Figure 4. UpSet plot shows the number of taxa identified by each method, and their intersections.

Figure 5
www.frontiersin.org

Figure 5. The plot of empirical quantiles (stratified by Abx and No Abx samples) of taxa identified exclusively by ZINQ-L.

To provide a clearer demonstration, we also created an UpSet plot for ZINQ-L MinP, MaAsLin2 and ZIGMM (Supplementary Figure S2). ZINQ-L MinP identified five taxa that were not detected by MaAsLin2 and ZIGMM. We also plotted the empirical quantiles for two of these uniquely identified taxa: Enterococcus and Eubacterium. For Enterococcus, the Abx and non-Abx groups displayed markedly different proportions of zeros. Furthermore, there was a notable crossing in the empirical quantiles between the groups for Eubacterium, indicating significant differences in their distributions.

Importantly, these uniquely identified taxa by ZINQ-L have been reported to be associated with antibiotic usage. For instance, Dorea has been increasingly linked to the use of macrolides as noted by (Shah et al., 2021). Conversely, Bifidobacterium is reported to be susceptible to penicillin and amoxicillin according to (Delgado et al., 2005). Additionally, Fusobacterium has been documented to interact with antibiotics in various conditions, including colorectal cancer (Bullman et al., 2017) and respiratory infections (Li et al., 2020). The established significance of these bacteria in relation to antibiotic treatment highlights ZINQ-L’s value in complementing and improving existing biomarker discovery in longitudinal microbiome studies.

7 Discussion

In this paper, we introduce ZINQ-L, a robust and powerful method for identifying associations between individual taxa and a phenotype of interest in longitudinal microbiome studies. ZINQ-L is based on a two-part quantile regression model for longitudinal data.
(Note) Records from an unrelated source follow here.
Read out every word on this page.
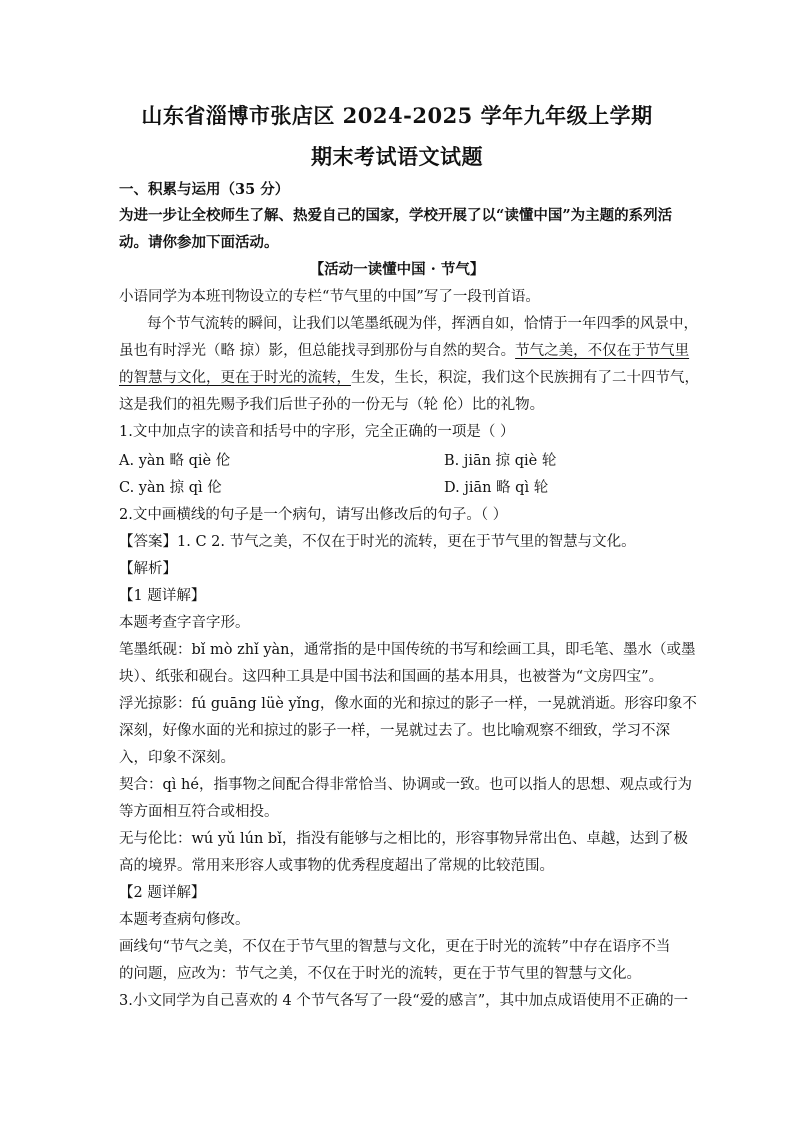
山东省淄博市张店区 2024-2025 学年九年级上学期
期末考试语文试题
一、积累与运用（35 分）
为进一步让全校师生了解、热爱自己的国家，学校开展了以“读懂中国”为主题的系列活
动。请你参加下面活动。
【活动一读懂中国 · 节气】
小语同学为本班刊物设立的专栏“节气里的中国”写了一段刊首语。
每个节气流转的瞬间，让我们以笔墨纸砚为伴，挥洒自如，恰情于一年四季的风景中，
虽也有时浮光（略 掠）影，但总能找寻到那份与自然的契合。节气之美，不仅在于节气里
的智慧与文化，更在于时光的流转，生发，生长，积淀，我们这个民族拥有了二十四节气，
这是我们的祖先赐予我们后世子孙的一份无与（轮 伦）比的礼物。
1.文中加点字的读音和括号中的字形，完全正确的一项是（ ）
A. yàn 略 qiè 伦	B. jiān 掠 qiè 轮
C. yàn 掠 qì 伦	D. jiān 略 qì 轮
2.文中画横线的句子是一个病句，请写出修改后的句子。（ ）
【答案】1. C 2. 节气之美，不仅在于时光的流转，更在于节气里的智慧与文化。
【解析】
【1 题详解】
本题考查字音字形。
笔墨纸砚：bǐ mò zhǐ yàn，通常指的是中国传统的书写和绘画工具，即毛笔、墨水（或墨
块）、纸张和砚台。这四种工具是中国书法和国画的基本用具，也被誉为“文房四宝”。
浮光掠影：fú guāng lüè yǐng，像水面的光和掠过的影子一样，一晃就消逝。形容印象不
深刻，好像水面的光和掠过的影子一样，一晃就过去了。也比喻观察不细致，学习不深
入，印象不深刻。
契合：qì hé，指事物之间配合得非常恰当、协调或一致。也可以指人的思想、观点或行为
等方面相互符合或相投。
无与伦比：wú yǔ lún bǐ，指没有能够与之相比的，形容事物异常出色、卓越，达到了极
高的境界。常用来形容人或事物的优秀程度超出了常规的比较范围。
【2 题详解】
本题考查病句修改。
画线句“节气之美，不仅在于节气里的智慧与文化，更在于时光的流转”中存在语序不当
的问题，应改为：节气之美，不仅在于时光的流转，更在于节气里的智慧与文化。
3.小文同学为自己喜欢的 4 个节气各写了一段“爱的感言”，其中加点成语使用不正确的一
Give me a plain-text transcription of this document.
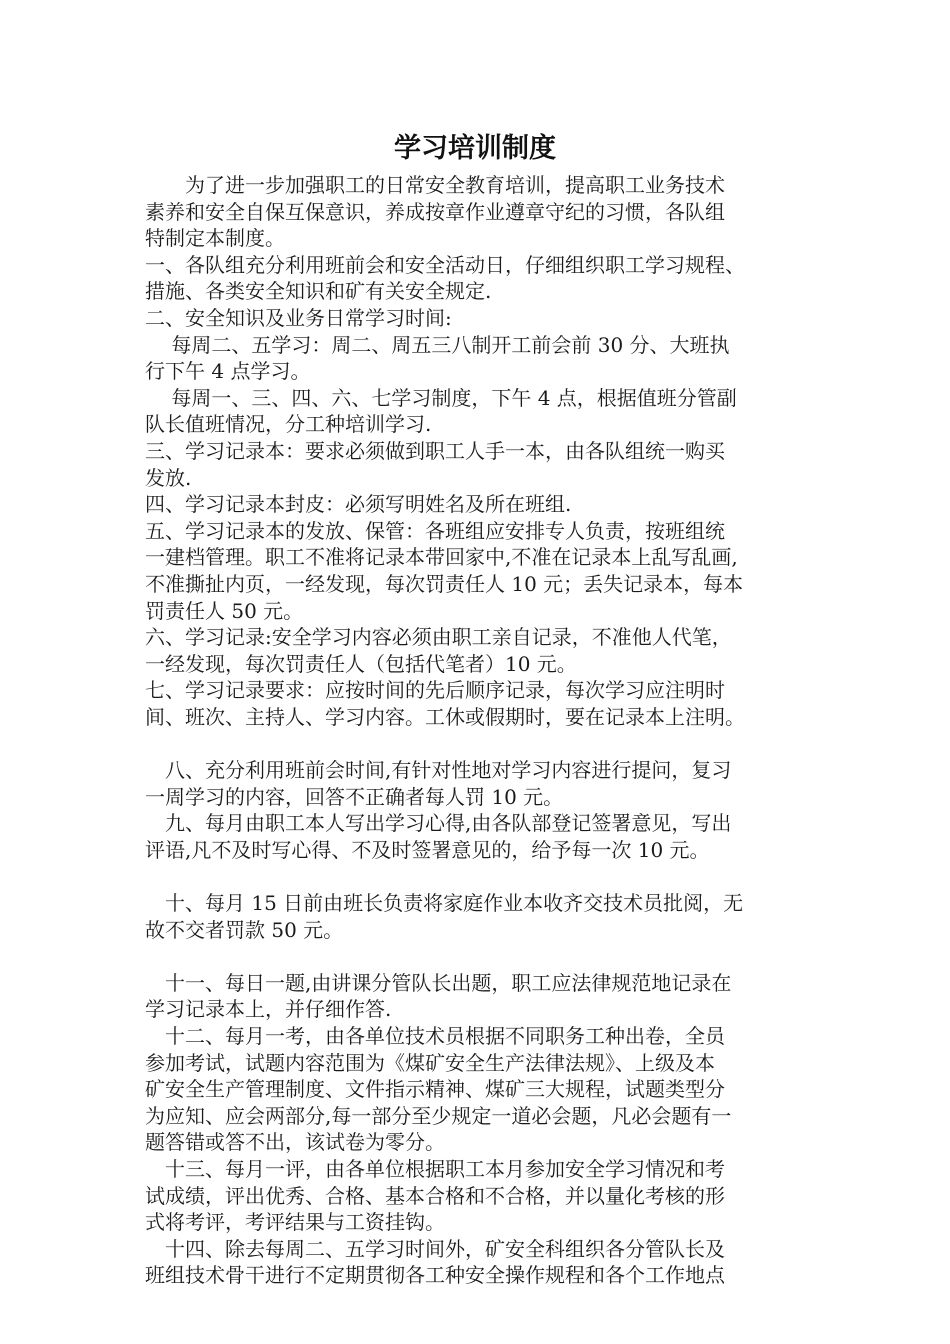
学习培训制度

　　为了进一步加强职工的日常安全教育培训，提高职工业务技术
素养和安全自保互保意识，养成按章作业遵章守纪的习惯，各队组
特制定本制度。

一、各队组充分利用班前会和安全活动日，仔细组织职工学习规程、
措施、各类安全知识和矿有关安全规定.

二、安全知识及业务日常学习时间:

　 每周二、五学习：周二、周五三八制开工前会前 30 分、大班执
行下午 4 点学习。

　 每周一、三、四、六、七学习制度，下午 4 点，根据值班分管副
队长值班情况，分工种培训学习.

三、学习记录本：要求必须做到职工人手一本，由各队组统一购买
发放.

四、学习记录本封皮：必须写明姓名及所在班组.

五、学习记录本的发放、保管：各班组应安排专人负责，按班组统
一建档管理。职工不准将记录本带回家中,不准在记录本上乱写乱画,
不准撕扯内页，一经发现，每次罚责任人 10 元；丢失记录本，每本
罚责任人 50 元。

六、学习记录:安全学习内容必须由职工亲自记录，不准他人代笔，
一经发现，每次罚责任人（包括代笔者）10 元。

七、学习记录要求：应按时间的先后顺序记录，每次学习应注明时
间、班次、主持人、学习内容。工休或假期时，要在记录本上注明。

　八、充分利用班前会时间,有针对性地对学习内容进行提问，复习
一周学习的内容，回答不正确者每人罚 10 元。

　九、每月由职工本人写出学习心得,由各队部登记签署意见，写出
评语,凡不及时写心得、不及时签署意见的，给予每一次 10 元。

　十、每月 15 日前由班长负责将家庭作业本收齐交技术员批阅，无
故不交者罚款 50 元。

　十一、每日一题,由讲课分管队长出题，职工应法律规范地记录在
学习记录本上，并仔细作答.

　十二、每月一考，由各单位技术员根据不同职务工种出卷，全员
参加考试，试题内容范围为《煤矿安全生产法律法规》、上级及本
矿安全生产管理制度、文件指示精神、煤矿三大规程，试题类型分
为应知、应会两部分,每一部分至少规定一道必会题，凡必会题有一
题答错或答不出，该试卷为零分。

　十三、每月一评，由各单位根据职工本月参加安全学习情况和考
试成绩，评出优秀、合格、基本合格和不合格，并以量化考核的形
式将考评，考评结果与工资挂钩。

　十四、除去每周二、五学习时间外，矿安全科组织各分管队长及
班组技术骨干进行不定期贯彻各工种安全操作规程和各个工作地点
It includes a mixed-effects logistic regression to detect differences in a taxon’s presence-absence status and a series of quantile rank-score-based tests that consider within-subject correlations and zero inflation to detect distributional differences in abundance, given the taxon’s presence. An omnibus p-value, which integrates the marginal tests using the MinP procedure or the truncated Cauchy combination test, indicates whether the distribution of taxon abundance varies with the variable of interest over time. By design, ZINQ-L is a non-parametric regression approach, robust to the complex distributions of microbiome data, and flexible to adjust for covariates. By comprehensively examining the entire abundance distribution, ZINQ-L is also able to identify heterogeneous signals beyond simple mean shifts.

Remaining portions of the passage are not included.